Treatment fractionation for stereotactic radiotherapy of lung tumours: a modelling study of the influence of chronic and acute hypoxia on tumour control probability

Abstract

Background: Stereotactic body radiotherapy (SBRT) for non-small-cell lung cancer (NSCLC) has led to promising local control and overall survival for fractionation schemes with increasingly high fractional doses. A point has however been reached where the number of fractions used might be too low to allow efficient local inter-fraction reoxygenation of the hypoxic cells residing in the tumour. It was therefore the purpose of this study to investigate the impact of hypoxia and extreme hypofractionation on the tumour control probability (TCP) from SBRT.
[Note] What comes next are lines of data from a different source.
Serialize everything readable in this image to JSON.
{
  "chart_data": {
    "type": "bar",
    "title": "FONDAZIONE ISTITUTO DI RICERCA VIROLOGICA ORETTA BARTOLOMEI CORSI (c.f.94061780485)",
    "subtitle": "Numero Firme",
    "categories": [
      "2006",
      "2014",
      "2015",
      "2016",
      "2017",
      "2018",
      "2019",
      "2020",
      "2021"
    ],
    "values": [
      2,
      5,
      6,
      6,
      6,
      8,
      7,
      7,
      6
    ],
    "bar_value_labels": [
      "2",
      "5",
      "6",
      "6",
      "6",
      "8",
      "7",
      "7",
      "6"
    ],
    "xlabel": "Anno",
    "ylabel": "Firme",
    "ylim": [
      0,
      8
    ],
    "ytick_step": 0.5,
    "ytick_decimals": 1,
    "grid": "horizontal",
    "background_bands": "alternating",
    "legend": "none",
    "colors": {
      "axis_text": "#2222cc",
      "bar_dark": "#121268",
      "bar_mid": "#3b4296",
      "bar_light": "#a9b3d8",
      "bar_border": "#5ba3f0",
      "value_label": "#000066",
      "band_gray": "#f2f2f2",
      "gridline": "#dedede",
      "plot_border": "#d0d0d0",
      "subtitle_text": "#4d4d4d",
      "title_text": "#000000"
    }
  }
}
Methods: A three-dimensional model of tumour oxygenation able to simulate oxygenation changes on the microscale was used. The TCP was determined for clinically relevant SBRT fractionation schedules of 1, 3 and 5 fractions assuming either static tumour oxygenation or that the oxygenation changes locally between fractions due to fast reoxygenation of acute hypoxia without an overall reduction in chronic hypoxia.

Results: For the schedules applying three or five fractions the doses required to achieve satisfying levels of TCP were considerably lower when local oxygenation changes were assumed compared to the case of static oxygenation; a decrease in D50 of 17.7 Gy was observed for a five-fractions schedule applied to a 20% hypoxic tumour when fast reoxygenation was modelled. Assuming local oxygenation changes, the total doses required for a tumor control probability of 50% were of similar size for one, three and five fractions.

Conclusions: Although attractive from a practical point of view, extreme hypofractionation using just one single fraction may result in impaired local control of hypoxic tumours, as it eliminates the possibility for any kind of reoxygenation.

Figure 1

Simulated tumours and their oxygenation. Two-dimensional pO₂-maps of cross-sections through the simulated tumours and the pO₂-histograms of the oxygen tension values for the whole (3D) tumours. i) Hypoxic tumour with a 13 mm hypoxic core, overall HF ≈ 20%, core HF ≈ 64%, ii) Oxic tumour with an overall HF < 1%.

Figure 2

Dose distribution for the simulation of SBRT treatments. The clinically relevant dose distribution normalized to the maximum dose so that the percentage dose at the PTV periphery (20 mm from the centre) is 69% and the maximum dose is 100%. The extents of the CTV and PTV are marked with red and blue lines respectively.

Figure 3

TCP curves using the LQ and USC models. TCP curves for a tumour with i) 20% overall hypoxic fraction located centrally and ii) 1% hypoxic fraction, heterogeneously distributed, with and without inter-fraction LOC calculated with the linear-quadratic model and the universal survival curve as a function of total dose prescribed to the PTV-encompassing 69% isodose.